Postby Clutch » Tue Sep 17, 2013 9:15 am

Why it's important to Torque your wheels...


If you're new to the Open Track/HPDE experience, you've probably noticed that practically everyone has a torque wrench sitting in their gear.

Why is that? Well it's a SAFETY issue! Stress failures happen. There's a reason this is a requirement for your tech inspection... It's a common failure that is more than likely going to happen during a turn. You're putting a lot of stress on your wheels and suspension during a track session. All of the forces involved in cornering are pushing and pulling your wheels against the hubs and it's mounting hardware. The most common point of failure is at the wheel stud.

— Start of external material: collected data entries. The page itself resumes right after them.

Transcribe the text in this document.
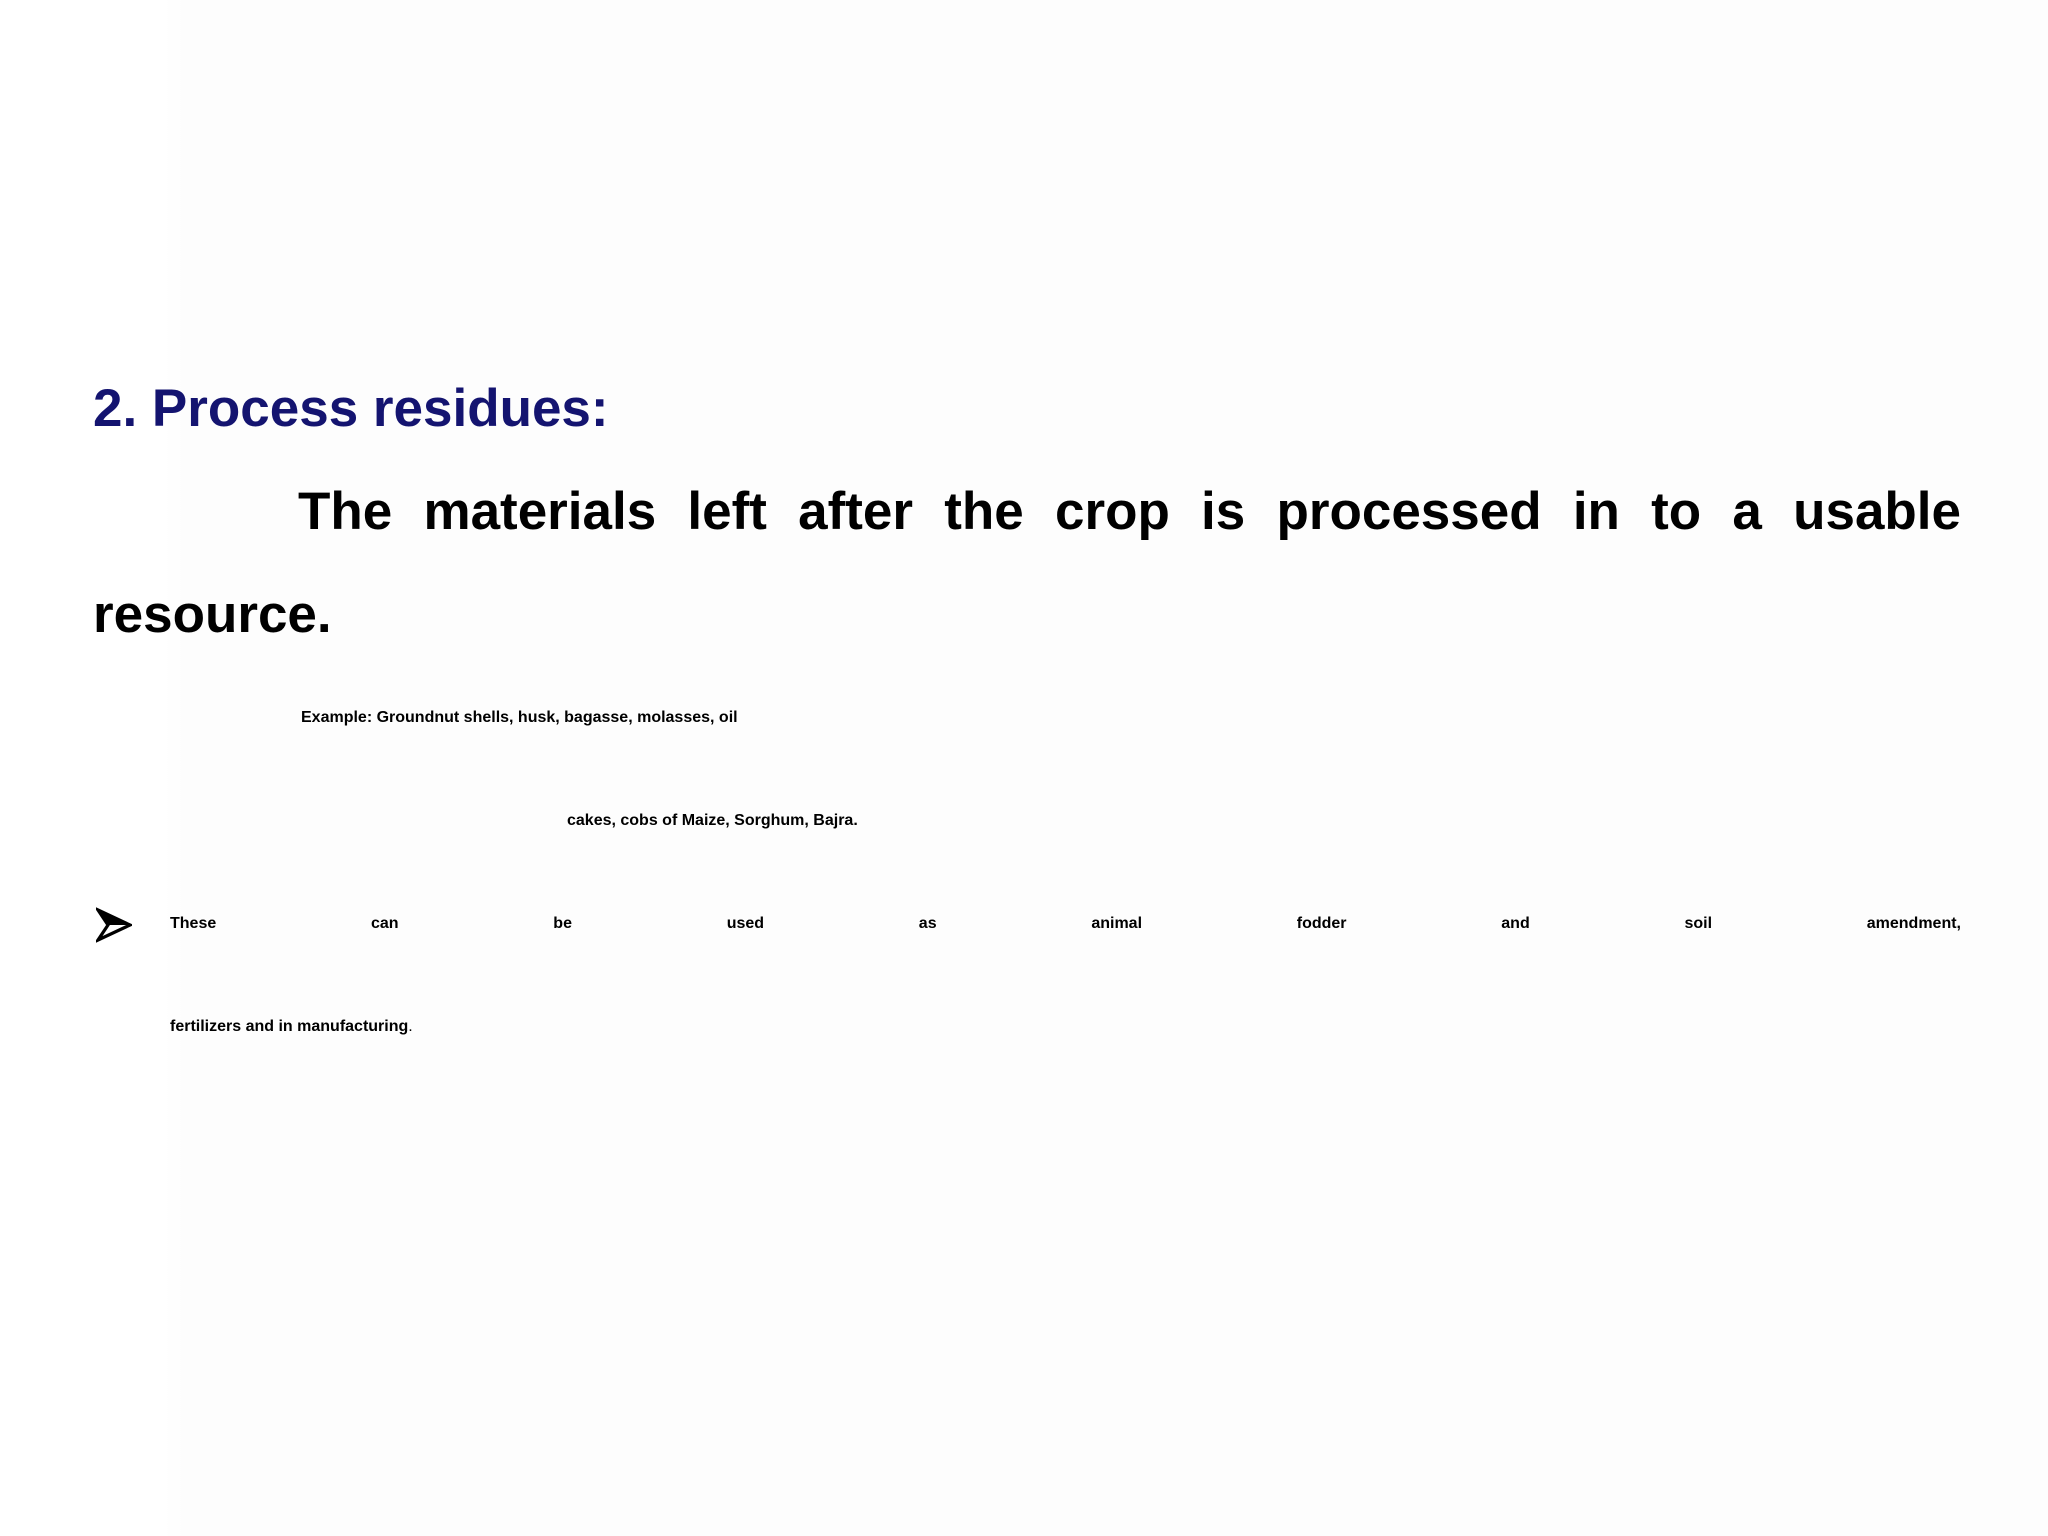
2. Process residues:
The materials left after the crop is processed in to a usable
resource.
Example: Groundnut shells, husk, bagasse, molasses, oil
cakes, cobs of Maize, Sorghum, Bajra.
These can be used as animal fodder and soil amendment,
fertilizers and in manufacturing.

Wheel studs take a lot of abuse, and not just the abuse you're dishing out on the track. Odds are your favorite shop is not breaking out the torque wrench to check your lug nuts. Most of them rely on the air tools to snug everything down to get you out the door quickly. When they do that, they may be unknowingly stressing out the wheel stud by over-torquing it. Over torque will stretch the stud, causing weak points that are likely to fail. By torquing the wheels before your sessions, you are checking that the studs are still in one piece and can handle the load.

NEVER torque a hot wheel! The torque settings you have are for ambient temperature. Torquing a hot wheel will result in over-torque, which will eventually cause a failure! I torque mine in the morning, and check it after each of the worker breaks.

The first thing you need to do is find out what your lug nuts are supposed to be torqued to. This is normally shown in ft-lbs. My car requires 100ft-lbs to give you a general idea. You can typically find this in your owners manual, or if you've misplaced it, a quick check online will reveal the specs for your car.

The next thing you need is a torque wrench. Your favorite parts store will have some basic options to fit your needs. Try to stick to a wrench that has your lug nut torque value somewhere in the middle of it's range. Using a wrench that is near it's limits will work, but is not as accurate. Cost... somewhere between $40 and $100.00 should get the job done. Pick up an extension and a deep well socket that fits your lugs while you're at it. If you can't afford one, or aren't sure what to buy, ask me or your fellow participants. Most will happily loan you the wrench if you need it.